Another thing that might be of importance: maybe there’s a balance in what a single human being can cause on its own, what we interpret as realistic, what it can express by itself, and what seems real? I assume that there’s a ratio/proportion balance in how big the event/output is that can be caused by the actor that’s worth taking into account when working with electronics.

Electronics work with a current that is ‘just there’, it can amplify above a level that we can amplify with our own bodies. The ‘war on loudness’ is to me again about a physical experience, but it’s a result of being able to over-amplify our expressions, and it’s maddening our senses. It should be more designed, thought of and – through, how much we would like to amplify, ‘just because we can’, or how we can amplify just enough that it really amplifies our thought and feeling: what to me is expressiveness. 

There’s a lot in this answer, I notice! But it’s a big theme to me that interests me endlessly. 



And what are the workshop participants’ responses to the workshops? What’s people’s behaviour when interacting with the instruments? Is there any difference between musicians and non-musicians?

The participants are very dedicated to what they’re making in the Labs; we have noticed and received positive feedback in evaluations between and after the first lab. Especially working together and meeting other artists is very valuable for all of them. Corporations from the last lab have remained, or new collabs have sprouted from the labs. Roald, I and the Sounds Like Touch team are really proud of that. In our own practices, Roald and I noticed that we, as artists in this multidisciplinary discipline (working with hardware, software, design, performance, concept, materials, etc.), have been working on our own in our small attic rooms.

It’s not evident to be able to meet other artists from other disciplines in order to improve your own process. It also needs time, steps, willpower, and structure to meet the right people who understand what you’re dealing with. In the labs, we combine all of these disciplines, providing a structure to the artists looking for collaborations and new projects and specific knowledge that will help them continue with their artworks and their art practices. 

For this Tactology Lab, we’ve worked with a theatre director and so-called ‘tech dramaturg’ to be able to work on the interaction of the artists with the instruments and how to relate to the audience. That has helped a lot: huge steps were made by everyone in the last two days prior to the performance at Rewire. I think there was a noticeable difference between the performers and non-performers, mostly in the way they direct their attention to all the actions they’re performing on stage.

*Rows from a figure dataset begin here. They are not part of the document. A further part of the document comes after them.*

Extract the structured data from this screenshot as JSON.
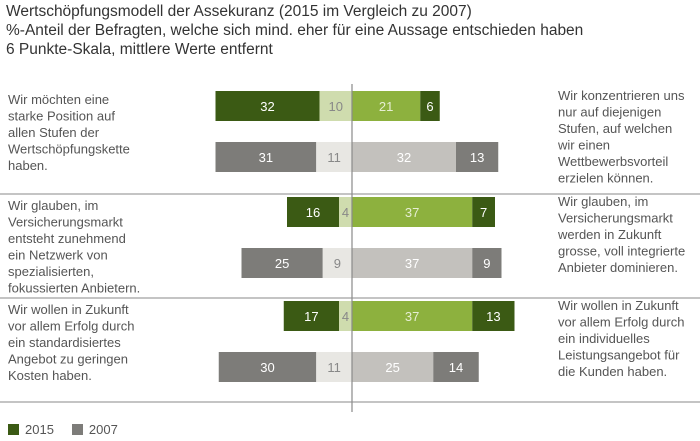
{
  "title": "Wertschöpfungsmodell der Assekuranz (2015 im Vergleich zu 2007)",
  "subtitle1": "%-Anteil der Befragten, welche sich mind. eher für eine Aussage entschieden haben",
  "subtitle2": "6 Punkte-Skala, mittlere Werte entfernt",
  "colors": {
    "y2015_strong": "#3b5a14",
    "y2015_light": "#cfdcae",
    "y2015_right": "#8db13e",
    "y2007_dark": "#7d7c79",
    "y2007_light": "#e8e7e3",
    "y2007_right": "#c3c1bd",
    "divider": "#8a8a8a",
    "text": "#555555",
    "label_on_dark": "#ffffff",
    "label_on_light": "#888888"
  },
  "legend": [
    {
      "label": "2015",
      "color": "#3b5a14"
    },
    {
      "label": "2007",
      "color": "#7d7c79"
    }
  ],
  "chart_data": {
    "type": "bar",
    "title": "Wertschöpfungsmodell der Assekuranz (2015 im Vergleich zu 2007)",
    "series_names": [
      "2015",
      "2007"
    ],
    "groups": [
      {
        "left_statement": [
          "Wir möchten eine",
          "starke Position auf",
          "allen Stufen der",
          "Wertschöpfungskette",
          "haben."
        ],
        "right_statement": [
          "Wir konzentrieren uns",
          "nur auf diejenigen",
          "Stufen, auf welchen",
          "wir einen",
          "Wettbewerbsvorteil",
          "erzielen können."
        ],
        "rows": [
          {
            "year": "2015",
            "left_strong": 32,
            "left_weak": 10,
            "right_weak": 21,
            "right_strong": 6
          },
          {
            "year": "2007",
            "left_strong": 31,
            "left_weak": 11,
            "right_weak": 32,
            "right_strong": 13
          }
        ]
      },
      {
        "left_statement": [
          "Wir glauben, im",
          "Versicherungsmarkt",
          "entsteht zunehmend",
          "ein Netzwerk von",
          "spezialisierten,",
          "fokussierten Anbietern."
        ],
        "right_statement": [
          "Wir glauben, im",
          "Versicherungsmarkt",
          "werden in Zukunft",
          "grosse, voll integrierte",
          "Anbieter dominieren."
        ],
        "rows": [
          {
            "year": "2015",
            "left_strong": 16,
            "left_weak": 4,
            "right_weak": 37,
            "right_strong": 7
          },
          {
            "year": "2007",
            "left_strong": 25,
            "left_weak": 9,
            "right_weak": 37,
            "right_strong": 9
          }
        ]
      },
      {
        "left_statement": [
          "Wir wollen in Zukunft",
          "vor allem Erfolg durch",
          "ein standardisiertes",
          "Angebot zu geringen",
          "Kosten haben."
        ],
        "right_statement": [
          "Wir wollen in Zukunft",
          "vor allem Erfolg durch",
          "ein individuelles",
          "Leistungsangebot für",
          "die Kunden haben."
        ],
        "rows": [
          {
            "year": "2015",
            "left_strong": 17,
            "left_weak": 4,
            "right_weak": 37,
            "right_strong": 13
          },
          {
            "year": "2007",
            "left_strong": 30,
            "left_weak": 11,
            "right_weak": 25,
            "right_strong": 14
          }
        ]
      }
    ]
  }
}
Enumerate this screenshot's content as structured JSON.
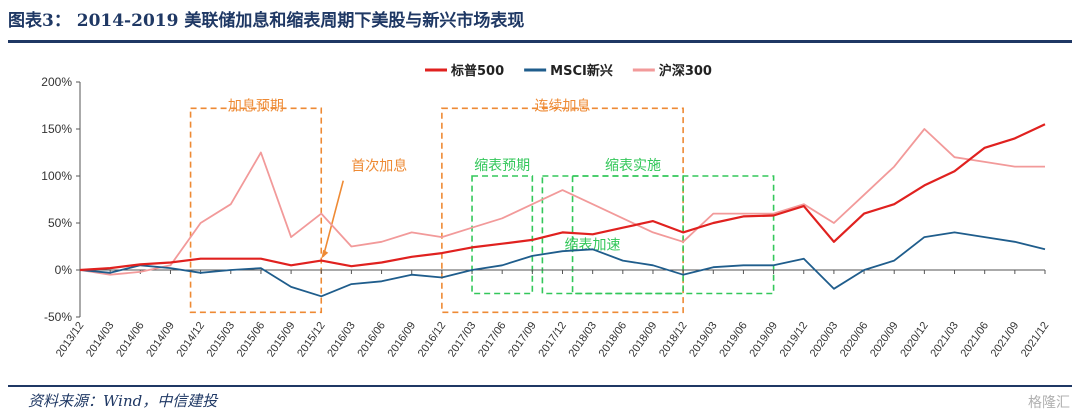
{
  "figure_title": "图表3： 2014-2019 美联储加息和缩表周期下美股与新兴市场表现",
  "source_note": "资料来源：Wind，中信建投",
  "watermark": "格隆汇",
  "chart_data": {
    "type": "line",
    "title": "",
    "xlabel": "",
    "ylabel": "",
    "ylim": [
      -50,
      200
    ],
    "yticks": [
      -50,
      0,
      50,
      100,
      150,
      200
    ],
    "ytick_labels": [
      "-50%",
      "0%",
      "50%",
      "100%",
      "150%",
      "200%"
    ],
    "xticks": [
      "2013/12",
      "2014/03",
      "2014/06",
      "2014/09",
      "2014/12",
      "2015/03",
      "2015/06",
      "2015/09",
      "2015/12",
      "2016/03",
      "2016/06",
      "2016/09",
      "2016/12",
      "2017/03",
      "2017/06",
      "2017/09",
      "2017/12",
      "2018/03",
      "2018/06",
      "2018/09",
      "2018/12",
      "2019/03",
      "2019/06",
      "2019/09",
      "2019/12",
      "2020/03",
      "2020/06",
      "2020/09",
      "2020/12",
      "2021/03",
      "2021/06",
      "2021/09",
      "2021/12"
    ],
    "grid": false,
    "legend_position": "top-center",
    "colors": {
      "sp500": "#e0211f",
      "msci": "#1f5d8c",
      "hs300": "#f29a9a",
      "orange": "#ee8a34",
      "green": "#33c75a"
    },
    "series": [
      {
        "key": "sp500",
        "name": "标普500",
        "color": "#e0211f",
        "x": [
          "2013/12",
          "2014/03",
          "2014/06",
          "2014/09",
          "2014/12",
          "2015/03",
          "2015/06",
          "2015/09",
          "2015/12",
          "2016/03",
          "2016/06",
          "2016/09",
          "2016/12",
          "2017/03",
          "2017/06",
          "2017/09",
          "2017/12",
          "2018/03",
          "2018/06",
          "2018/09",
          "2018/12",
          "2019/03",
          "2019/06",
          "2019/09",
          "2019/12",
          "2020/03",
          "2020/06",
          "2020/09",
          "2020/12",
          "2021/03",
          "2021/06",
          "2021/09",
          "2021/12"
        ],
        "values": [
          0,
          2,
          6,
          8,
          12,
          12,
          12,
          5,
          10,
          4,
          8,
          14,
          18,
          24,
          28,
          32,
          40,
          38,
          45,
          52,
          40,
          50,
          57,
          58,
          68,
          30,
          60,
          70,
          90,
          105,
          130,
          140,
          155
        ]
      },
      {
        "key": "msci",
        "name": "MSCI新兴",
        "color": "#1f5d8c",
        "x": [
          "2013/12",
          "2014/03",
          "2014/06",
          "2014/09",
          "2014/12",
          "2015/03",
          "2015/06",
          "2015/09",
          "2015/12",
          "2016/03",
          "2016/06",
          "2016/09",
          "2016/12",
          "2017/03",
          "2017/06",
          "2017/09",
          "2017/12",
          "2018/03",
          "2018/06",
          "2018/09",
          "2018/12",
          "2019/03",
          "2019/06",
          "2019/09",
          "2019/12",
          "2020/03",
          "2020/06",
          "2020/09",
          "2020/12",
          "2021/03",
          "2021/06",
          "2021/09",
          "2021/12"
        ],
        "values": [
          0,
          -3,
          5,
          2,
          -3,
          0,
          2,
          -18,
          -28,
          -15,
          -12,
          -5,
          -8,
          0,
          5,
          15,
          20,
          22,
          10,
          5,
          -5,
          3,
          5,
          5,
          12,
          -20,
          0,
          10,
          35,
          40,
          35,
          30,
          22
        ]
      },
      {
        "key": "hs300",
        "name": "沪深300",
        "color": "#f29a9a",
        "x": [
          "2013/12",
          "2014/03",
          "2014/06",
          "2014/09",
          "2014/12",
          "2015/03",
          "2015/06",
          "2015/09",
          "2015/12",
          "2016/03",
          "2016/06",
          "2016/09",
          "2016/12",
          "2017/03",
          "2017/06",
          "2017/09",
          "2017/12",
          "2018/03",
          "2018/06",
          "2018/09",
          "2018/12",
          "2019/03",
          "2019/06",
          "2019/09",
          "2019/12",
          "2020/03",
          "2020/06",
          "2020/09",
          "2020/12",
          "2021/03",
          "2021/06",
          "2021/09",
          "2021/12"
        ],
        "values": [
          0,
          -5,
          -2,
          5,
          50,
          70,
          125,
          35,
          60,
          25,
          30,
          40,
          35,
          45,
          55,
          70,
          85,
          70,
          55,
          40,
          30,
          60,
          60,
          60,
          70,
          50,
          80,
          110,
          150,
          120,
          115,
          110,
          110
        ]
      }
    ],
    "annotations": [
      {
        "key": "hike_expect",
        "text": "加息预期",
        "color": "orange",
        "x0": "2014/11",
        "x1": "2015/12",
        "y0": -45,
        "y1": 172
      },
      {
        "key": "hike_continuous",
        "text": "连续加息",
        "color": "orange",
        "x0": "2016/12",
        "x1": "2018/12",
        "y0": -45,
        "y1": 172
      },
      {
        "key": "shrink_expect",
        "text": "缩表预期",
        "color": "green",
        "x0": "2017/03",
        "x1": "2017/09",
        "y0": -25,
        "y1": 100
      },
      {
        "key": "shrink_implement",
        "text": "缩表实施",
        "color": "green",
        "x0": "2017/10",
        "x1": "2019/09",
        "y0": -25,
        "y1": 100
      },
      {
        "key": "shrink_accelerate",
        "text": "缩表加速",
        "color": "green",
        "x0": "2018/01",
        "x1": "2018/12",
        "y0": -25,
        "y1": 100
      },
      {
        "key": "first_hike",
        "text": "首次加息",
        "color": "orange",
        "x": "2015/12",
        "y": 12
      }
    ]
  }
}
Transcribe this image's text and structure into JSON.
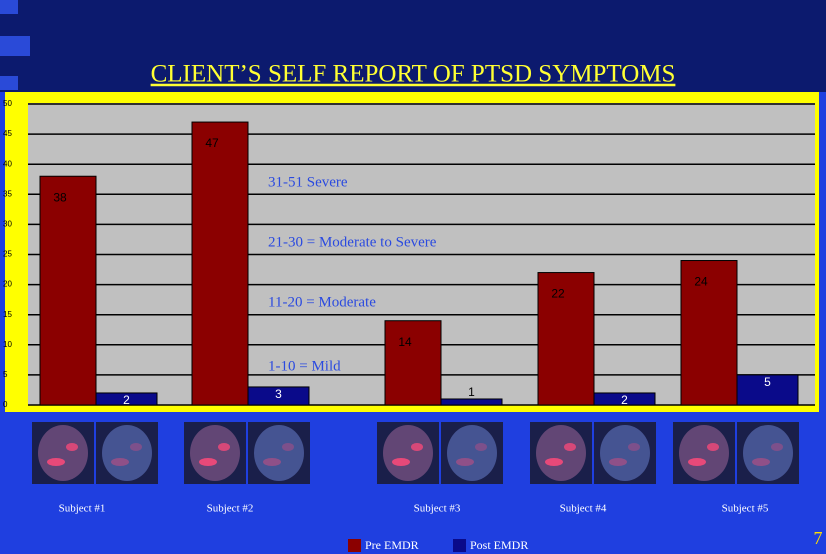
{
  "chart_data": {
    "type": "bar",
    "title": "CLIENT’S SELF REPORT OF PTSD SYMPTOMS",
    "categories": [
      "Subject #1",
      "Subject #2",
      "Subject #3",
      "Subject #4",
      "Subject #5"
    ],
    "series": [
      {
        "name": "Pre EMDR",
        "color": "#8b0000",
        "values": [
          38,
          47,
          14,
          22,
          24
        ]
      },
      {
        "name": "Post EMDR",
        "color": "#0a0a8a",
        "values": [
          2,
          3,
          1,
          2,
          5
        ]
      }
    ],
    "annotations": [
      "31-51 Severe",
      "21-30 = Moderate to Severe",
      "11-20 = Moderate",
      "1-10 = Mild"
    ],
    "ylim": [
      0,
      50
    ],
    "yticks": [
      0,
      5,
      10,
      15,
      20,
      25,
      30,
      35,
      40,
      45,
      50
    ],
    "grid": true,
    "legend": "bottom"
  },
  "slide_number": "7"
}
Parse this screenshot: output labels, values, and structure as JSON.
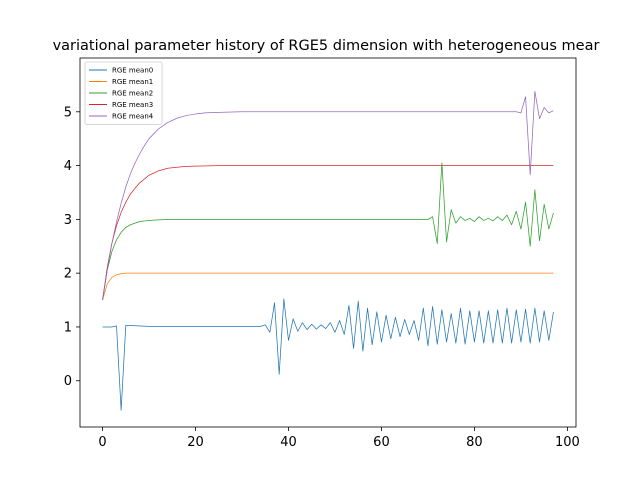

And how they have a feeling about how things could come across to the audience. The director and dramaturg helped the artists to work on this where needed. Examples of advice they brought along: ‘make your movements go slower, take more time, take another route while getting towards starting to play that specific part of the instrument, this and that makes your fit even more to the character of the instrument’, etc. 

In the previous Tactology Lab, most of the instruments were presented as installations, and there was only one set of instruments that were used during a performance (with the possibility to interact with these instruments in between the performances). The artists presented their works in a gallery setting, very different from the performance at Rewire festival.

That also worked out nicely because there was more actual ‘touch’ involved by the visitors than during the performance at Rewire. I don’t know whether there was a clear difference in the interaction between musicians and non-musicians. Visitors were invited to experiment and play the instruments themselves: which needs an open and curious mind, like the visitors at Rewire Festival as well!

Both worked out fine for us, just very different experiences. 

Our goal with Sounds Like Touch is to develop and encourage a tangible and accessible practice of the electronic performing arts. This involves both ‘gallery’ settings and stage performance settings.